Construction's unemployment rate continued to to rise in November, climbing to 19.4% from October's 18.7%, while the nation's overall jobless rate declined slightly, the Bureau of Labor Statistics has reported.
Job creation has become a prime topic in Washington, as congressional Democrats work on new measures aimed at bringing more people back to work. Infrastructure spending is emerging as one component of those possible measures.
The November data, released Dec. 4, showed that construction continued to lose jobs for the month, but in a modestly encouraging sign, the industry's 27,000 jobs shed was less than 117,000 monthly average for the six months ended in April and the 63,000 per month in the May-October period.
In fact, BLS said that the heavy and civil construction sector showed a gain of 5,200 jobs in November compared with October, adjusted for seasonal variations.
Nevertheless, notes Ken Simonson, the Associated General Contractors' chief economist, "The fact fewer people lost their jobs in construction this month is little solace for the one in five construction workers out of a job today."
Simonson says that the reduced construction job losses in November probably can be traced to good weather during the month in much of the country.
Construction's recent peak unemployment rate was 21.4% in February.

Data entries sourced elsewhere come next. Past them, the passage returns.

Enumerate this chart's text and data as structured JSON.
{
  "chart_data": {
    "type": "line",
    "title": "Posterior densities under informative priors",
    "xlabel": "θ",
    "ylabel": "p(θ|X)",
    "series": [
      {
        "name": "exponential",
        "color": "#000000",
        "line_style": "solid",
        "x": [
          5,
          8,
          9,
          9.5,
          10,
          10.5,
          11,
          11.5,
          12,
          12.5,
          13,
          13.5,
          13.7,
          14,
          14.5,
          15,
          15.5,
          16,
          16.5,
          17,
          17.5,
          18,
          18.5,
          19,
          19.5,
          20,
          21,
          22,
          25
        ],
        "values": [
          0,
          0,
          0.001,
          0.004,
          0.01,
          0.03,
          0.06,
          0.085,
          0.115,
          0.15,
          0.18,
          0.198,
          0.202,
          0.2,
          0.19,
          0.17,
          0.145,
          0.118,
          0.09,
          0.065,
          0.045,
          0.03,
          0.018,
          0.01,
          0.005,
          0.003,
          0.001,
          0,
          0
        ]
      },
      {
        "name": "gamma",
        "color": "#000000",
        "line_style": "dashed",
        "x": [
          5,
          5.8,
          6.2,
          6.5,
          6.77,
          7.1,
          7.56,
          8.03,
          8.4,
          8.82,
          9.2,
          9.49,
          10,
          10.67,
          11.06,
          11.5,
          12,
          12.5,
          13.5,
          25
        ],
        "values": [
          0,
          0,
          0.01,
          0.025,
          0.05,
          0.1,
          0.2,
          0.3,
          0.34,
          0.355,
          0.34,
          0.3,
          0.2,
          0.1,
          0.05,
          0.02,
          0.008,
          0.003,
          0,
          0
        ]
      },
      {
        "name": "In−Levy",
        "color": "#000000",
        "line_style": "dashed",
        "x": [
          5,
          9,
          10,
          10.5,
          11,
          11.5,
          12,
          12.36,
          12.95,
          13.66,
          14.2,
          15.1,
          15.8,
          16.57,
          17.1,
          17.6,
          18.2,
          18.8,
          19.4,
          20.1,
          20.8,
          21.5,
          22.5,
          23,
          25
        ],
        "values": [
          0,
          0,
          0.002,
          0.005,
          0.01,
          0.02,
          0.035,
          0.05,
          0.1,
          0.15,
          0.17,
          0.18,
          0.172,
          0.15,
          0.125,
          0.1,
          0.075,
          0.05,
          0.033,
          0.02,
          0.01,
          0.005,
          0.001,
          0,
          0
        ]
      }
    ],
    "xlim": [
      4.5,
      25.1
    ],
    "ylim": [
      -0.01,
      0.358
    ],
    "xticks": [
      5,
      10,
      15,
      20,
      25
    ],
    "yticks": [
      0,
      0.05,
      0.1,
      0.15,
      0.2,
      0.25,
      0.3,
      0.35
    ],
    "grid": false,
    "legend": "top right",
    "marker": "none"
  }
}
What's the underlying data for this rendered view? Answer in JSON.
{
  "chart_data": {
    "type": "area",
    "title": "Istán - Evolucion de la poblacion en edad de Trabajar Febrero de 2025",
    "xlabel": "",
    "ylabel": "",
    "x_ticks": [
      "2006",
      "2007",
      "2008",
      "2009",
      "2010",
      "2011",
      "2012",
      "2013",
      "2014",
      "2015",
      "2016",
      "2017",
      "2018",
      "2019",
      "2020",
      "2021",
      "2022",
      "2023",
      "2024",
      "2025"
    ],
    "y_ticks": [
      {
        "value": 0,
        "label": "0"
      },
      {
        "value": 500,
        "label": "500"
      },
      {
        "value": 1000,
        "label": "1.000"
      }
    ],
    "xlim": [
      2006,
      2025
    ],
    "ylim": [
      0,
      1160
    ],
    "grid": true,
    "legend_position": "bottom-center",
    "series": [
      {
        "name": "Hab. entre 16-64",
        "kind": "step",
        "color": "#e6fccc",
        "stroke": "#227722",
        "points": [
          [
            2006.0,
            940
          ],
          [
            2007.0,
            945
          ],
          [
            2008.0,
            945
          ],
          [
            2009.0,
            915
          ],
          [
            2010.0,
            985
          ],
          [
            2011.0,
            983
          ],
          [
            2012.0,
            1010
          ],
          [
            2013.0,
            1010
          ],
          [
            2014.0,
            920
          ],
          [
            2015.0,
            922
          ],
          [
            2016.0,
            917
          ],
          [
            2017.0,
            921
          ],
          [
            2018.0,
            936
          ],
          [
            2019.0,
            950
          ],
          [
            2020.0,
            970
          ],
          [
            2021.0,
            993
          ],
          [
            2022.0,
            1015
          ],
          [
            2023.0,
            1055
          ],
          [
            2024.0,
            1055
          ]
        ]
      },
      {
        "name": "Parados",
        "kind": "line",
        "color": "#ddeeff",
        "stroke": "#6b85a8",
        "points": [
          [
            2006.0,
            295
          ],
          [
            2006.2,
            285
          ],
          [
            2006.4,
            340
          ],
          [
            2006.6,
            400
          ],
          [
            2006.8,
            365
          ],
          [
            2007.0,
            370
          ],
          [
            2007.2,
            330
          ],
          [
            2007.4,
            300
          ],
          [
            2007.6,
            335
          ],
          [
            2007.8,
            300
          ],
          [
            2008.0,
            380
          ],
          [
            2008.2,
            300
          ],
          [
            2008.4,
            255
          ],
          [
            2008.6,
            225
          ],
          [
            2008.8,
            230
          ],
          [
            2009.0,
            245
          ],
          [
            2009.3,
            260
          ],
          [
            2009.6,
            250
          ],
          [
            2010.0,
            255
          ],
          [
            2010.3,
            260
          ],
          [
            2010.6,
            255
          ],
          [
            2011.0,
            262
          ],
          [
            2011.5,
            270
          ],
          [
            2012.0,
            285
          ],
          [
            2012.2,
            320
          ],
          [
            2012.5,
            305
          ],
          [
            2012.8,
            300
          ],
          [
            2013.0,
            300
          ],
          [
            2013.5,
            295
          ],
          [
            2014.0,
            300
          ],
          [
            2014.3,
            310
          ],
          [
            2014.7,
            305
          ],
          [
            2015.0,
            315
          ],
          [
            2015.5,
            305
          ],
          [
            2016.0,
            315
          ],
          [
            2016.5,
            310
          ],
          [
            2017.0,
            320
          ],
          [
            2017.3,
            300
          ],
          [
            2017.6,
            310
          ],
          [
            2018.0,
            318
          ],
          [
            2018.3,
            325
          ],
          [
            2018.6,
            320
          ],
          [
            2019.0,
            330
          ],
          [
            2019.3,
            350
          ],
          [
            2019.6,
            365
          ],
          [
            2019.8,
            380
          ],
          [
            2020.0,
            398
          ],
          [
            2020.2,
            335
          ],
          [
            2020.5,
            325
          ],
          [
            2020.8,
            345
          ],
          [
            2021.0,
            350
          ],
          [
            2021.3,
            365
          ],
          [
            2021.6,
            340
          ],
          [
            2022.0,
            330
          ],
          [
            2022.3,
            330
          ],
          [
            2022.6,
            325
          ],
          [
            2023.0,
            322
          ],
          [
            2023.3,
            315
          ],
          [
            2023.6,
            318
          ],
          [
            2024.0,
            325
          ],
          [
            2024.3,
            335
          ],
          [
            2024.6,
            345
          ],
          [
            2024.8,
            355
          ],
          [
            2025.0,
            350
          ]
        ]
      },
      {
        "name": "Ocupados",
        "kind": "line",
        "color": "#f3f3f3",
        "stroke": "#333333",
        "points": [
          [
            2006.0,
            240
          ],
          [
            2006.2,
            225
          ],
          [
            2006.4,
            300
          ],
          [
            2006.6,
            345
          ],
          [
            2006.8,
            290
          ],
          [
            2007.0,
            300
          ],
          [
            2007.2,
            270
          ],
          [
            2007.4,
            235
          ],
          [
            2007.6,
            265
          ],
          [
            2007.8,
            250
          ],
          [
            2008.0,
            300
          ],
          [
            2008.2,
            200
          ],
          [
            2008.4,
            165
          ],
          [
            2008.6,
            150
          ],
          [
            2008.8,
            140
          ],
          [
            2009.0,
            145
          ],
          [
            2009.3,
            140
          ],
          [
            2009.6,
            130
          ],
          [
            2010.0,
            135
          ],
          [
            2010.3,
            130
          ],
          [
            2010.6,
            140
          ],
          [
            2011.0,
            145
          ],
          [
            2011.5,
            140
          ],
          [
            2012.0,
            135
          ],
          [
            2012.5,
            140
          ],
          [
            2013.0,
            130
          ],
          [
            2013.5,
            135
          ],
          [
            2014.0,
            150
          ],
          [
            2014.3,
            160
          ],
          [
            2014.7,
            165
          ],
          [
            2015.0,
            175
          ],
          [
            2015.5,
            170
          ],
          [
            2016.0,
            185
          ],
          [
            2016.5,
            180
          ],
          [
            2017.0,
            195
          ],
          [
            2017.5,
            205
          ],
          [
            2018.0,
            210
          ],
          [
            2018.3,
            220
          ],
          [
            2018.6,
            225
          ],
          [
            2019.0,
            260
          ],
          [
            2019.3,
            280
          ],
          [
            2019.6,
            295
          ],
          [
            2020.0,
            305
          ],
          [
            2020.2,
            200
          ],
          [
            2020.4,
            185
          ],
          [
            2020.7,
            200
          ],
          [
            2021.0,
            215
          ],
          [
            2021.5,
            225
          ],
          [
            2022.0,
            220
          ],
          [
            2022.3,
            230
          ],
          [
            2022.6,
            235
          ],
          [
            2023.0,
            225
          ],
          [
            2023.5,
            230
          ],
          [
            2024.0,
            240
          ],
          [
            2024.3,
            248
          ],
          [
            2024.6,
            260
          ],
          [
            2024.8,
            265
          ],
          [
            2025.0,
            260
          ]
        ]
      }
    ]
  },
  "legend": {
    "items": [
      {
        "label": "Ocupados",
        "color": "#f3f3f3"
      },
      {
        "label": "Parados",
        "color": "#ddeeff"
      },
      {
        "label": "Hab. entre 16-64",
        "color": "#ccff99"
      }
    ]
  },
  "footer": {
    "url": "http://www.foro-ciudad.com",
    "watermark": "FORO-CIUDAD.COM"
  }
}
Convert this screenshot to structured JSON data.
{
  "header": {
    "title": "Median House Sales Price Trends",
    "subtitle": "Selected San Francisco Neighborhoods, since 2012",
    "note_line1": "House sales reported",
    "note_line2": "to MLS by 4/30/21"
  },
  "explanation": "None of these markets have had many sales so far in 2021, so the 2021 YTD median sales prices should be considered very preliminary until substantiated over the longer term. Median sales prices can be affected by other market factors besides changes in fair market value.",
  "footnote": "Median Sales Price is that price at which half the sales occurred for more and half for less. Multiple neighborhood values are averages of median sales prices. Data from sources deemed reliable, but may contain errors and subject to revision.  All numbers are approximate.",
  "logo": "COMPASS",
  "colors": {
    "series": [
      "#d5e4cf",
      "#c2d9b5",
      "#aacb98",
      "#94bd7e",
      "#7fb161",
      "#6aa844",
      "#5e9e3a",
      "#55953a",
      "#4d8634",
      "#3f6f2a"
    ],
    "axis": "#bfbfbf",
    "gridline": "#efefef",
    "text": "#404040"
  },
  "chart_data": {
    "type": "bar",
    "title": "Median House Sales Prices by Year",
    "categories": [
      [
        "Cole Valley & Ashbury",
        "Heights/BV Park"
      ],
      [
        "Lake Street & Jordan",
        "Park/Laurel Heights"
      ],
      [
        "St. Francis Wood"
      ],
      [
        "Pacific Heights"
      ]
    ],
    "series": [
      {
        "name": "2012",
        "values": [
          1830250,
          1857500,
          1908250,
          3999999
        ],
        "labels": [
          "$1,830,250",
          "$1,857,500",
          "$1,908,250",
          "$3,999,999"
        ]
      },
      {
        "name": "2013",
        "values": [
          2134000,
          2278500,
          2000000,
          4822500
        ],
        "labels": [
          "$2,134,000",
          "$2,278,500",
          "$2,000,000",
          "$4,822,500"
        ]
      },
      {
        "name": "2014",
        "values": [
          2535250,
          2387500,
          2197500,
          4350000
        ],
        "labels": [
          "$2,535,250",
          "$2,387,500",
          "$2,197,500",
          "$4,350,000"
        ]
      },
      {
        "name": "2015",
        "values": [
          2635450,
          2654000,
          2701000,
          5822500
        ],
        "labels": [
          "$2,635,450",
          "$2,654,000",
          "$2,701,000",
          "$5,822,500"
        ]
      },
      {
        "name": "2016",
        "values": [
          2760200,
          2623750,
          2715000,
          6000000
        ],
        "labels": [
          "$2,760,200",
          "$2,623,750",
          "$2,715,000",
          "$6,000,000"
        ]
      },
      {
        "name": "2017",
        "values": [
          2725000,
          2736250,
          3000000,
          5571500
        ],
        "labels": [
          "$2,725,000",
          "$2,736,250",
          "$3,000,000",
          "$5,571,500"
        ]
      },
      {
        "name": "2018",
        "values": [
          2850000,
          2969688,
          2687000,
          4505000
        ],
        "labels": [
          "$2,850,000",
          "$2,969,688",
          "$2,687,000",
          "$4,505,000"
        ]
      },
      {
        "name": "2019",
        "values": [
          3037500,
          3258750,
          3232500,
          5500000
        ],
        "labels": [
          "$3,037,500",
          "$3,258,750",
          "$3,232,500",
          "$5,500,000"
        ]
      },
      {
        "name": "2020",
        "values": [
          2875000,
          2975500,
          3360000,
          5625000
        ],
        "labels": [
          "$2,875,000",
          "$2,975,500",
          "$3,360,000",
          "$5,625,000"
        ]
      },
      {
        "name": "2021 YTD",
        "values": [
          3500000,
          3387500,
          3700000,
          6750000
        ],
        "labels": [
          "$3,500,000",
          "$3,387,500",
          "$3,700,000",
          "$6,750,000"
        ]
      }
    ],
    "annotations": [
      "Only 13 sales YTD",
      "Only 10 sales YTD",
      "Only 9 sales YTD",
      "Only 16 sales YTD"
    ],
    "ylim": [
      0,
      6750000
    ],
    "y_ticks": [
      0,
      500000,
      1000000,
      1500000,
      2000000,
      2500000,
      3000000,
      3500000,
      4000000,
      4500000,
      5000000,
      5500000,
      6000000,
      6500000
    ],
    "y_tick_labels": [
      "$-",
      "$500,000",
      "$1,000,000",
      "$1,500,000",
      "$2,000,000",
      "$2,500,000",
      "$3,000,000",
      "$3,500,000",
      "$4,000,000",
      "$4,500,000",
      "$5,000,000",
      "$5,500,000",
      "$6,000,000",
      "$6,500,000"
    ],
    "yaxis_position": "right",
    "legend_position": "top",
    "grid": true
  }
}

The industry's rate is not seasonally adjusted.
The overall national unemployment rate improved in November, dipping to 10.0%, from 10.2% the previous month, seasonally adjusted.
Anirban Basu, Associated Builders and Contractors' chief economist, said that the overall November report "blew away even the most optimistic expectations." He added that the construction industry "will enter 2010 with momentum."
But Basu notes that "nonresidential specialty trade contractors are feeling the pain." BLS says that that sector saw 29,000 jobs lost in November.
Basu says that the improvements in the heavy-civil and residential sector are linked largely to the effect of federal spending. That would include the stimulus from the American Recovery and Reinvestment Act, signed into law in February.
But Basu adds that "the impact of stimulus dollars is not eternal." He says, "While the next several months are shaping up to be a time of improvement for the U.S. economy and for the nonresidential construction industry, how lengthy the recovery will be remains in doubt."
As the stimulus act funding winds down, AGC CEO Stephen Sandherr noted that overall 2010 federal highway and transit spending is projected to decline by $15 billion, or almost 20%, compared with 2009 levels. He called on Congress and the Obama administration to include increased public-works spending in any new jobs-producing legislation.